The light dimmed momentarily as the refrigerator clicked
on, casting a brief, exasperated shadow across the sleeping form of the young
man who was sleeping on the small bed beneath it. He stifled a yawn, stirring in the bed before
reaching up to the wall and switching the light off. Outside, traffic crept across under the
noonday sun.
He stayed in bed for another several hours. He shuffled slowly into the bathroom,
relieving himself and then staring into the mirror. A frown crept across his face as his vision
blurred. He rubbed the sleep out of his
eyes and picked through the clutter on the counter until he found eye
drops. A few drops fell into his red
eyes, and he blinked rapidly. He
shambled back towards the bed and sat down, looking at the alarm clock. He lay back down and closed his eyes. When he got up twenty minutes later, his
vision was clear again.
His cell phone rang while he was in the kitchen, cooking
over the stove. He walked across the
studio apartment and answered with a slow, quiet hello.
“Steven, it’s your father.”
Steven rubbed his eyes slowly in quiet frustration,
before betraying a sigh into the phone: “Hey, Dad.” He walked back into the kitchen.
“Did you get the money your mother and I sent you? You didn’t call. Your mother wanted you to call after you got
it.”
“Yeah, I got it.
Yesterday. I haven’t cashed the
check yet.”
“Ok. Anything new?” His father’s voice rang in his ear, as Steven
thought back through his memory, searching for an answer he knew that he didn’t
have. He could see his father’s face,
sitting in the living room of the family home, the look of hopefulness spread
across his face as his mother stood looking on from the kitchen, her face as
expectant as his father’s. She was
probably holding a magazine or book in her delicate hands, her usual afternoon
ritual. He knew what her reaction would
be.
“No. Nothing new,”
he stammered, as he heard the audible sigh coming from the other end. He could see his mother’s face in the kitchen
doorway, her head hung low as she returned outside to the patio. He hurriedly told his father he was about to
eat, to general silence. He hung up the
phone, returning to the simple meal overcooking itself on the stovetop. As he sat down in the overstuffed chair to
eat, his vision blurred over again.
The shadows expanded across the street as cars sped past
in the evening, the distant sound of engines coming steadily from the
freeway. Steven sat in the chair
adjacent to his bed, staring at the television across the small, single room of
his apartment. He stared at it, in near
disinterest, but slouched down the in chair in near immobility, his eyes
blinking slowly, near a dead stare. The
early summer sun bore down through the apartment’s one window, sending heat
radiating through the small space. It
was not yet hot enough to demand fans or air conditioning, but hot enough to
draw the small beads of sweat across Steven’s forehead. He turned absentmindedly from the television
set and stared out the window. He
squinted against the harsh, orange light of the sun as it began to descend
across the buildings. His sight went
black, a bright afterimage burning through his retinas as he rubbed his eyes before
readjusting to the television in front of him.
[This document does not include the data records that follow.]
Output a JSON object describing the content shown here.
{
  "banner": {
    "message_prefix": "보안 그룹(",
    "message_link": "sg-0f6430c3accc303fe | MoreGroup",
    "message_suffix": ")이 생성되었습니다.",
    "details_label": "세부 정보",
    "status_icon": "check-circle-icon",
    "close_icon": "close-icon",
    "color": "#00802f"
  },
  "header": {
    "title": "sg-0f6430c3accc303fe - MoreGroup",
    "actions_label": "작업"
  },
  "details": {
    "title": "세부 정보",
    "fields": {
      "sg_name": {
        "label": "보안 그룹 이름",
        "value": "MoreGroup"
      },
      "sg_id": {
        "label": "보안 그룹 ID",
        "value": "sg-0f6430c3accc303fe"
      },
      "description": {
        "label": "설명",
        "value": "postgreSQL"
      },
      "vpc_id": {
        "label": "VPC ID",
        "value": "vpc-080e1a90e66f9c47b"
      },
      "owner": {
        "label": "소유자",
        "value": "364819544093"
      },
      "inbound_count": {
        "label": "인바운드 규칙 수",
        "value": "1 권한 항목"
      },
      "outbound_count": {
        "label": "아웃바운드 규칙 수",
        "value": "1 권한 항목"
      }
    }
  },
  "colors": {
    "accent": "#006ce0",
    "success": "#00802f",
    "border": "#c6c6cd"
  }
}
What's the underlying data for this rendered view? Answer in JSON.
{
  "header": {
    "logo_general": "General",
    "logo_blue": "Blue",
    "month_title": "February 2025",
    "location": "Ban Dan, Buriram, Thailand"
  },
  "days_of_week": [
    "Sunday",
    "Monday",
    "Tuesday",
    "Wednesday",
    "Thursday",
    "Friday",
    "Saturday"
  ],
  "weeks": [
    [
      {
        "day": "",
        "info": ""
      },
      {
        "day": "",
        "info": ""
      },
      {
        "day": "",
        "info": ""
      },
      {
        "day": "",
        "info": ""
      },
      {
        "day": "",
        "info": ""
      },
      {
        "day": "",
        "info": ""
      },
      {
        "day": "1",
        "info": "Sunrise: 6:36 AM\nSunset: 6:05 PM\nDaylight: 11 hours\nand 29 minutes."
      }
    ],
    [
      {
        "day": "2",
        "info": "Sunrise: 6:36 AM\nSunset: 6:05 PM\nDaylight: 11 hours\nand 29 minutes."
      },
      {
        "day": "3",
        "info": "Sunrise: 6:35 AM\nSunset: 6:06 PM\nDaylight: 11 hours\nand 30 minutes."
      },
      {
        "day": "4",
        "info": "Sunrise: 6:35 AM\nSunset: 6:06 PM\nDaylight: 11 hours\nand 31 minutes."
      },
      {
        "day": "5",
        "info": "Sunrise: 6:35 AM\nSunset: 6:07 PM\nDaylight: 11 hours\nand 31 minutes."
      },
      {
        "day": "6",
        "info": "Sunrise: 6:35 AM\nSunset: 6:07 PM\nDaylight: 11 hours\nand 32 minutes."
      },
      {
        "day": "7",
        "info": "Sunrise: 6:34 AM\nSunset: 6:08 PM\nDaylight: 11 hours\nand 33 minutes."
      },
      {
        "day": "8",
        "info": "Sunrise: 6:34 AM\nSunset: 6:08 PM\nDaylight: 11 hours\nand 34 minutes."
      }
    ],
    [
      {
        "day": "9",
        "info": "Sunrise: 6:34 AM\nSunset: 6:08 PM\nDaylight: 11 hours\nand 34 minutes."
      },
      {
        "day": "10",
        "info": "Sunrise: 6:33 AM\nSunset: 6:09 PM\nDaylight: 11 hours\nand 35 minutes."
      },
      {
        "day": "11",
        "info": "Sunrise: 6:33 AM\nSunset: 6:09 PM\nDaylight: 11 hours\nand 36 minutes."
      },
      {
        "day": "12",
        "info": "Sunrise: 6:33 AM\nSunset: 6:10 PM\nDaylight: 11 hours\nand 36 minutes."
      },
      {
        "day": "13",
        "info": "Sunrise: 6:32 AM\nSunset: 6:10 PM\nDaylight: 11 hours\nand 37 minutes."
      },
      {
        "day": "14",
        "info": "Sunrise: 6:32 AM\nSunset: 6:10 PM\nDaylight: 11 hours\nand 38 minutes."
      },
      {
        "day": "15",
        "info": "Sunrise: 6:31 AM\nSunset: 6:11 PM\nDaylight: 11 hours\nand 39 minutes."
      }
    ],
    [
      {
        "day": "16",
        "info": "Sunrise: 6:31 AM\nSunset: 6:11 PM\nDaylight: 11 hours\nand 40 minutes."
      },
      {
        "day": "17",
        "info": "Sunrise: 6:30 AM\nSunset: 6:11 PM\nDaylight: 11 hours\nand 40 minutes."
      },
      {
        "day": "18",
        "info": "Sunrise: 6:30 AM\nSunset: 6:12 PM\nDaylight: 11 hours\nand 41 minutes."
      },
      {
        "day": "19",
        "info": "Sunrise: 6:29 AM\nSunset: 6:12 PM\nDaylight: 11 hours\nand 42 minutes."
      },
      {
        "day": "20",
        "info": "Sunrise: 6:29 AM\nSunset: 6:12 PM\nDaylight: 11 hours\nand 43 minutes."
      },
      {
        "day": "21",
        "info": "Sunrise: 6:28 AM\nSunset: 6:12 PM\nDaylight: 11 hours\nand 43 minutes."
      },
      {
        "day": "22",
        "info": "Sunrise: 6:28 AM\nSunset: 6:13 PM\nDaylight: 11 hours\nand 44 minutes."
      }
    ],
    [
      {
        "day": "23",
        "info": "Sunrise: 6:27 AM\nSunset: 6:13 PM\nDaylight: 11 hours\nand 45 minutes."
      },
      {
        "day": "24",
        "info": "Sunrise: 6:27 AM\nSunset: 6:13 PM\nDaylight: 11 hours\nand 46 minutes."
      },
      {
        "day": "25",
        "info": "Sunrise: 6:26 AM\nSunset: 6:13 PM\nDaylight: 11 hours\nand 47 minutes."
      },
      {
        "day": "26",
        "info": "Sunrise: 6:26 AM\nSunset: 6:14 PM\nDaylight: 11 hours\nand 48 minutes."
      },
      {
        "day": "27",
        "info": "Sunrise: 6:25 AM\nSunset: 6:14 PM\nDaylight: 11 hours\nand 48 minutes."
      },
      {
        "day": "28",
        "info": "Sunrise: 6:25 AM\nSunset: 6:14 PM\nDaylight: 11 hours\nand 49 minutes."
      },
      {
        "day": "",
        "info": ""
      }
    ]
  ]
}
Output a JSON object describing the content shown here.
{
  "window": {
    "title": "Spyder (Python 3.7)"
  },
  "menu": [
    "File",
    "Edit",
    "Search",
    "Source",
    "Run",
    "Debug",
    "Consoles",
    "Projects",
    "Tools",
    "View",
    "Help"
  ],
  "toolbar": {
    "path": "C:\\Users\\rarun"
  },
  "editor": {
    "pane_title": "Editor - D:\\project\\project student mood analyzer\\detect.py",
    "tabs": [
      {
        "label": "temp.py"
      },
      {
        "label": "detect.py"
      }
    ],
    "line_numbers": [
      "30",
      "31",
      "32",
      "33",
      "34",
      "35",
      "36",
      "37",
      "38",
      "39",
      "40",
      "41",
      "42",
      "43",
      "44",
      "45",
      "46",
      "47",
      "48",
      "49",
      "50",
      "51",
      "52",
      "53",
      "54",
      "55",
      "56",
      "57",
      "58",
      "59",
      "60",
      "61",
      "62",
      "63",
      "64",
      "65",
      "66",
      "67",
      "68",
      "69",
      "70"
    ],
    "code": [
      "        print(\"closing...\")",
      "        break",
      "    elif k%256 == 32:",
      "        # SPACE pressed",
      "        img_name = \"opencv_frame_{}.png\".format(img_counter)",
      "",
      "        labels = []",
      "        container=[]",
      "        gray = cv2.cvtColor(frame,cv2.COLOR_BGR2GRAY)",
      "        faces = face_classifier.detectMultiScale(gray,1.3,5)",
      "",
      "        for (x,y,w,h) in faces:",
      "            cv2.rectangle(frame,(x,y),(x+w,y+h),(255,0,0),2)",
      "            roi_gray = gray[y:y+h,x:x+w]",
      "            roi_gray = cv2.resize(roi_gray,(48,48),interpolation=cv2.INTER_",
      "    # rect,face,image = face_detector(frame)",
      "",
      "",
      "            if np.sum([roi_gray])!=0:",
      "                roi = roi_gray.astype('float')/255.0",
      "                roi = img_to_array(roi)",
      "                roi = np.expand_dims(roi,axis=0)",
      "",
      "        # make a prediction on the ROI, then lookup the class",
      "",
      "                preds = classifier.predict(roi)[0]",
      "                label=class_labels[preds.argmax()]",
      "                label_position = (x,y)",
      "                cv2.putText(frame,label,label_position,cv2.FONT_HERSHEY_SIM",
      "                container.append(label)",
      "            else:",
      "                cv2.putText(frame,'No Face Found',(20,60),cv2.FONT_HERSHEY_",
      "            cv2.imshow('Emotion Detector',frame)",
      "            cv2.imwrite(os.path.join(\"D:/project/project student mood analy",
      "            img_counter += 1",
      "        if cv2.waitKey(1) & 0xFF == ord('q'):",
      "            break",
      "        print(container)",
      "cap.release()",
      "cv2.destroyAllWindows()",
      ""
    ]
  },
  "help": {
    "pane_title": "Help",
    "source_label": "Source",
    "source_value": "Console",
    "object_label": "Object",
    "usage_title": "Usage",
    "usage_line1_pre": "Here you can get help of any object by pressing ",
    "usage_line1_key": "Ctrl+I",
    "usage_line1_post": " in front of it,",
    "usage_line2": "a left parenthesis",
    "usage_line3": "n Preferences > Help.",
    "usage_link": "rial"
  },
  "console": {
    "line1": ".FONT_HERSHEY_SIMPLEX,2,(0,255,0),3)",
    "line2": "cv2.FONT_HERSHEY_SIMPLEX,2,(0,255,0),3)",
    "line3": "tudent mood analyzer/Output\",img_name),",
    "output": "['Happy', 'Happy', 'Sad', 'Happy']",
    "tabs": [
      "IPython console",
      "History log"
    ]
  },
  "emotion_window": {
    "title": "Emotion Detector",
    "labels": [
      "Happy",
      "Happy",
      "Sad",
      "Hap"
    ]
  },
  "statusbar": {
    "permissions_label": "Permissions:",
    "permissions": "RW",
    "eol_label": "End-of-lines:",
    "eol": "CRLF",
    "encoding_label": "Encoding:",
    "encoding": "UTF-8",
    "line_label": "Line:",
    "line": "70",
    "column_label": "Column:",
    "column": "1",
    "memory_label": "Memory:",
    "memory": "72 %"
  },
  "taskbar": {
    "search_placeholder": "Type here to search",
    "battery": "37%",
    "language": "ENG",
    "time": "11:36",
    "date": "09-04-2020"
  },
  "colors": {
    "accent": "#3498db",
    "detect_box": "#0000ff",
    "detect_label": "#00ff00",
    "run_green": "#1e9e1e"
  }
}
The sound of dull laughter echoed from it, the studio audience reacting
to the sudden jape flung from the portly protagonist. Steven sighed, checking the time on his
clock. It was only a bit after five.
It was a life completely devoid of purpose. The sullen looks out the window to a larger
world that he only dreamed of while laying alone in his bed at night in the
tiny apartment only served to further push his mind further down the spiral of
despair that seemed to grip him at every passing. He barely ate, slept too long, and routinely
did absolutely nothing, leaving his apartment for a small amount of time each
week, to cash his check from the government and pay his rent. All through this, he occasionally found that
his sight was deteriorating, but he paid it no real mind at all. His father wore glasses, and his father had
as well, so Steven expected that someday soon, he would also be forced to wear
something to correct his vision. He did
not expect that when he woke up one Saturday afternoon that he would be blind.